Aleksei vivía solo en una pequeña habitación sobre la oficina de correos. Cada día, estaba allí, siempre a la misma hora, recibiendo a la gente con una sonrisa cortés y entregándoles sus cartas llenas de noticias, muchas de ellas de seres queridos o de aquellos que vivían lejos. Pero, a pesar de todo, nunca había recibido una sola carta en su vida. Nadie esperaba cartas de él, y nadie se preocupaba por saber si estaba vivo o muerto. Esta dolorosa verdad lo acompañaba en cada paso que daba.
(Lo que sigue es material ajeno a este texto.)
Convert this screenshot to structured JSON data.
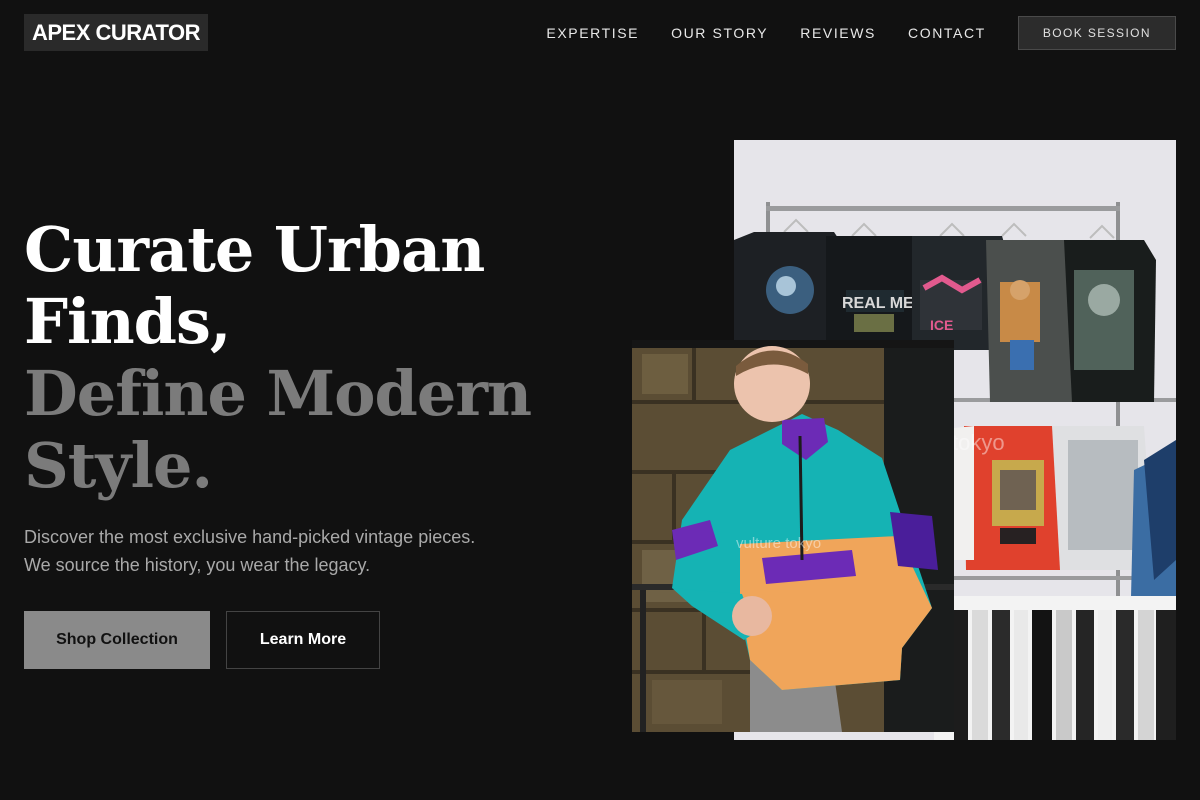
{
  "brand": {
    "logo_text": "APEX CURATOR"
  },
  "nav": {
    "items": [
      {
        "label": "EXPERTISE"
      },
      {
        "label": "OUR STORY"
      },
      {
        "label": "REVIEWS"
      },
      {
        "label": "CONTACT"
      }
    ],
    "cta_label": "BOOK SESSION"
  },
  "hero": {
    "title_line1": "Curate Urban",
    "title_line2": "Finds,",
    "title_line3": "Define Modern",
    "title_line4": "Style.",
    "description": "Discover the most exclusive hand-picked vintage pieces. We source the history, you wear the legacy.",
    "primary_button": "Shop Collection",
    "secondary_button": "Learn More"
  },
  "images": {
    "rack_watermark": "tokyo",
    "person_watermark": "vulture tokyo",
    "tshirt_print_1": "REAL MEN",
    "tshirt_print_2": "ICE"
  },
  "colors": {
    "background": "#111111",
    "title_primary": "#ffffff",
    "title_secondary": "#7b7b7b",
    "body_text": "#a9a9a9",
    "primary_button_bg": "#8a8a8a"
  }
}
Un día, mientras entregaba las cartas a Elena, la hermosa viuda que vivía en las afueras del pueblo, sintió algo extraño. Elena siempre le abría la puerta con una sonrisa educada, pero esta vez, había algo en sus ojos, algo que hizo que el corazón de Aleksei latiera más rápido.
—Aleksei, ¿me traes algo especial hoy? —dijo Elena con una voz suave, como si supiera algo más sobre su carta de lo que él mismo sabía.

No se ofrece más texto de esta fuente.